Technical Blog

Encrypted Media Extensions Provide a Common Ground

Next Generation Video: Beyond 4K Daryl Malas

CableLabs
CableLabs

May 19, 2015

Background
Carriage agreements between content owners and Multichannel Video Programming Distributors (MVPDs) are likely to contain clauses that require the MVPD to provide ample protection against content theft. In the traditional, QAM-based delivery model of cable television networks, the desired level of protection was relatively easy to implement and manage due to the fact that the operator controlled all parts of the ecosystem. Tight integration of the headend, network, and client set-top-boxes with an off-the-shelf or homegrown Conditional Access System (CAS) provided the protection that was needed.

In the age of internet video, the client playback device is typically owned by the consumer and utilizes a variety of operating systems and hardware configurations. In the beginning, companies like Adobe and Microsoft developed native applications to support decryption and rendering of premium video content. These native apps were later converted to web-browser extensions, which enabled HTML-embedded encrypted content. With the advent of adaptive bitrate (ABR) streaming paradigms such as Apple’s HTTP Live Streaming, Microsoft’s Smooth Streaming, and MPEG-DASH, these “black-box” media players left many content distributors wanting even more control over the playback experience.
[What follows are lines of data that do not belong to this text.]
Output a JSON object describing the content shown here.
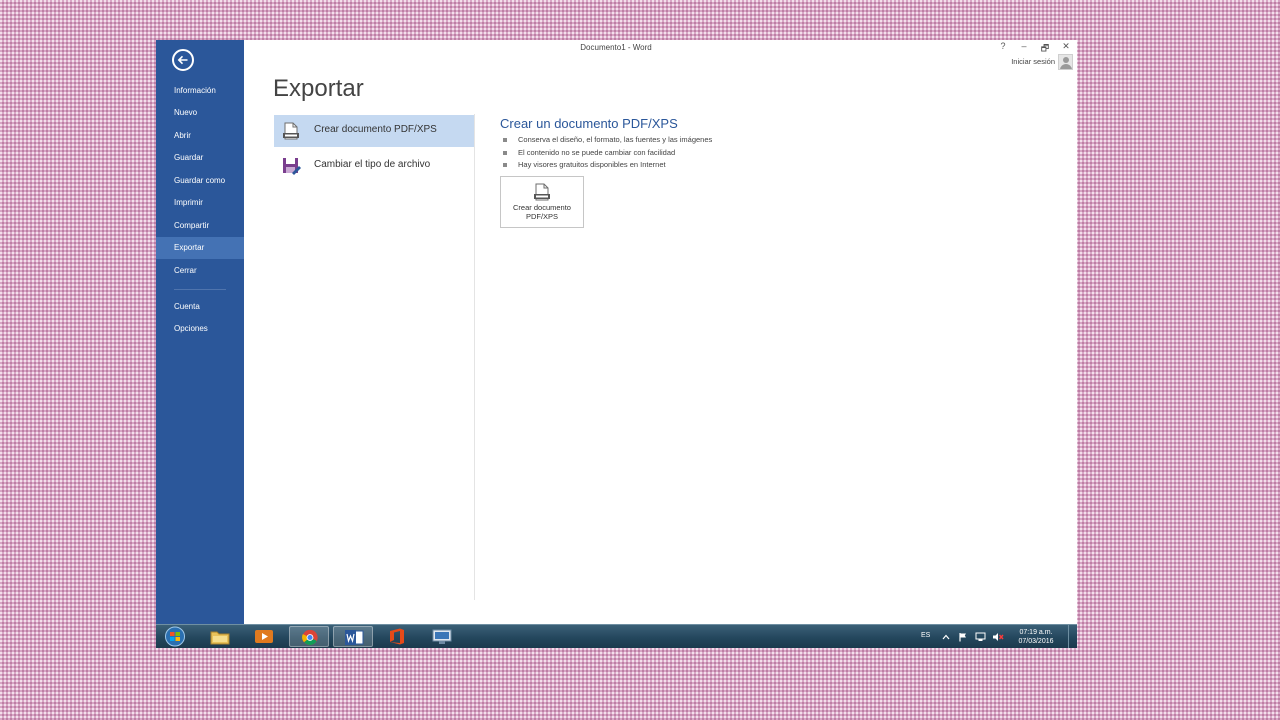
{
  "window": {
    "title": "Documento1 - Word",
    "controls": {
      "help": "?",
      "minimize": "–",
      "restore": "🗗",
      "close": "✕"
    },
    "signin_label": "Iniciar sesión"
  },
  "sidebar": {
    "items": [
      {
        "label": "Información"
      },
      {
        "label": "Nuevo"
      },
      {
        "label": "Abrir"
      },
      {
        "label": "Guardar"
      },
      {
        "label": "Guardar como"
      },
      {
        "label": "Imprimir"
      },
      {
        "label": "Compartir"
      },
      {
        "label": "Exportar"
      },
      {
        "label": "Cerrar"
      },
      {
        "label": "Cuenta"
      },
      {
        "label": "Opciones"
      }
    ],
    "active": "Exportar"
  },
  "main": {
    "title": "Exportar",
    "options": [
      {
        "label": "Crear documento PDF/XPS",
        "icon": "pdf-document-icon"
      },
      {
        "label": "Cambiar el tipo de archivo",
        "icon": "save-as-icon"
      }
    ],
    "detail": {
      "heading": "Crear un documento PDF/XPS",
      "bullets": [
        "Conserva el diseño, el formato, las fuentes y las imágenes",
        "El contenido no se puede cambiar con facilidad",
        "Hay visores gratuitos disponibles en Internet"
      ],
      "button_label": "Crear documento PDF/XPS"
    }
  },
  "taskbar": {
    "apps": [
      "file-explorer-icon",
      "media-player-icon",
      "chrome-icon",
      "word-icon",
      "office-icon",
      "remote-desktop-icon"
    ],
    "tray": {
      "language": "ES",
      "time": "07:19 a.m.",
      "date": "07/03/2016"
    }
  },
  "colors": {
    "accent": "#2b579a",
    "sidebar_active": "#4472b4",
    "selected_option": "#c5d9f1"
  }
}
In response, the World Wide Web Consortium (W3C) developed the Media Source Extensions API to allow JavaScript applications to provide individual audio, video, and data media samples to the browser. With this powerful new tool, web applications had the power to decide when and how to switch between various bitrates. While this solved the problem of putting adaptive bitrate control in the hands of the application, it did not provide a secure method of playing encrypted content.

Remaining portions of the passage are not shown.